(The following letter was sent by a private agri-based group in reaction to Times columnist Rigoberto Tiglao’s column on February 16 about the lack of a concrete government rehabilitation plan for farmer families affected by supertyphoon Yolanda in Samar and Leyte)
Dear Mr. Tiglao,
This refers to your column “101 days after: Little done, no real plan for Tacloban” published in yesterday’s (February 16) Manila Times. I write on behalf of a vegetable seed company based in San Rafael, Bulacan.
Since Yolanda hit, we have been (quietly) hard at work putting together a plan for rehabilitating the farming communities in Samar and Leyte. Where normal modes of (public) reconstruction take at least a year before any results, we took to what we knew best: provide an immediate source of food and nutrition in 30 days, and restore the livelihood of small farmers in 100 days. We did this by distributing farming kits and providing on-ground training to 1,000 small-holder farmers. These kits included farm implements and seeds of leafy vegetables like kangkong and pechay— which normally take as quickly as 30-35 days to harvest from the day they are sown. Other short-gestating vegetables included sitaw (40 days), eggplant (45 days), munggo (55 days), glutinous corn (60 days) and calabaza (67 days).
We know that most government agencies are paralyzed by bureaucracy. For its part, the private sector can bring its core competencies for shaping sustainable solutions. While the government has yet to make up its mind about how best to rehabilitate Eastern Visayas, our farmers have already harvested their first batch of vegetables! They were able to reap good prices too—P80 per kilo of pechay at farm gate vs P15-20 per kilo pre-Yolanda.
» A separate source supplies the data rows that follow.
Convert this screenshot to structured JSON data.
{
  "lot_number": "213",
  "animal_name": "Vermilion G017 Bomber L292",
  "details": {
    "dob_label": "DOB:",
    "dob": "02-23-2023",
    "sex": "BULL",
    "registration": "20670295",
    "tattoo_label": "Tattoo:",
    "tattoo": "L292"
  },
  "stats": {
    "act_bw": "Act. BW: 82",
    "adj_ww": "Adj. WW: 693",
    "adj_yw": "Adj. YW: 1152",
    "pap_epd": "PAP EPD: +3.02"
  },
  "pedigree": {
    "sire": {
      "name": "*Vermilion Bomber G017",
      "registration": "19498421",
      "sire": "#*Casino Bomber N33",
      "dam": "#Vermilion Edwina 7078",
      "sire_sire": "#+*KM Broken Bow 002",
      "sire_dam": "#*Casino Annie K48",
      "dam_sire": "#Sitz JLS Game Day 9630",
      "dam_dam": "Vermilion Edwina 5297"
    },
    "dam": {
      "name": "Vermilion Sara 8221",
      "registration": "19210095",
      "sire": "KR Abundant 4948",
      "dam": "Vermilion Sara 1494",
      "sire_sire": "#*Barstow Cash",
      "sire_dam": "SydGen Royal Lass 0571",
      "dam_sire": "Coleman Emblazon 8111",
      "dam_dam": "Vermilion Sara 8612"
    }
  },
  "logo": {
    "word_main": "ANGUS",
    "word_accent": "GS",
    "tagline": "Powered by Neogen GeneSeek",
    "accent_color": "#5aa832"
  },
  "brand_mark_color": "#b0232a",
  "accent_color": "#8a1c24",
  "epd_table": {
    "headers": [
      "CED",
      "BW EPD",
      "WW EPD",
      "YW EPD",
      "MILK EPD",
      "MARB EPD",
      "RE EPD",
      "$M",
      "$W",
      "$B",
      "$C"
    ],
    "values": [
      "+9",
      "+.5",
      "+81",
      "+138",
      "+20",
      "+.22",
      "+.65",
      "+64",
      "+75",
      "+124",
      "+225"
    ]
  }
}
I hope this story interests you. We want to share our experience, if only to offer an alternative approach to rehabilitating the typhoon-affected farming communities. Attached to this email is a review material (concept paper) and some initial accomplishments for your reference. We will be having a second phase of seed distribution and farmer training in Eastern Visayas towards the end of February or early March. If you would like to know more about our work, I’d be more than happy to help you with information.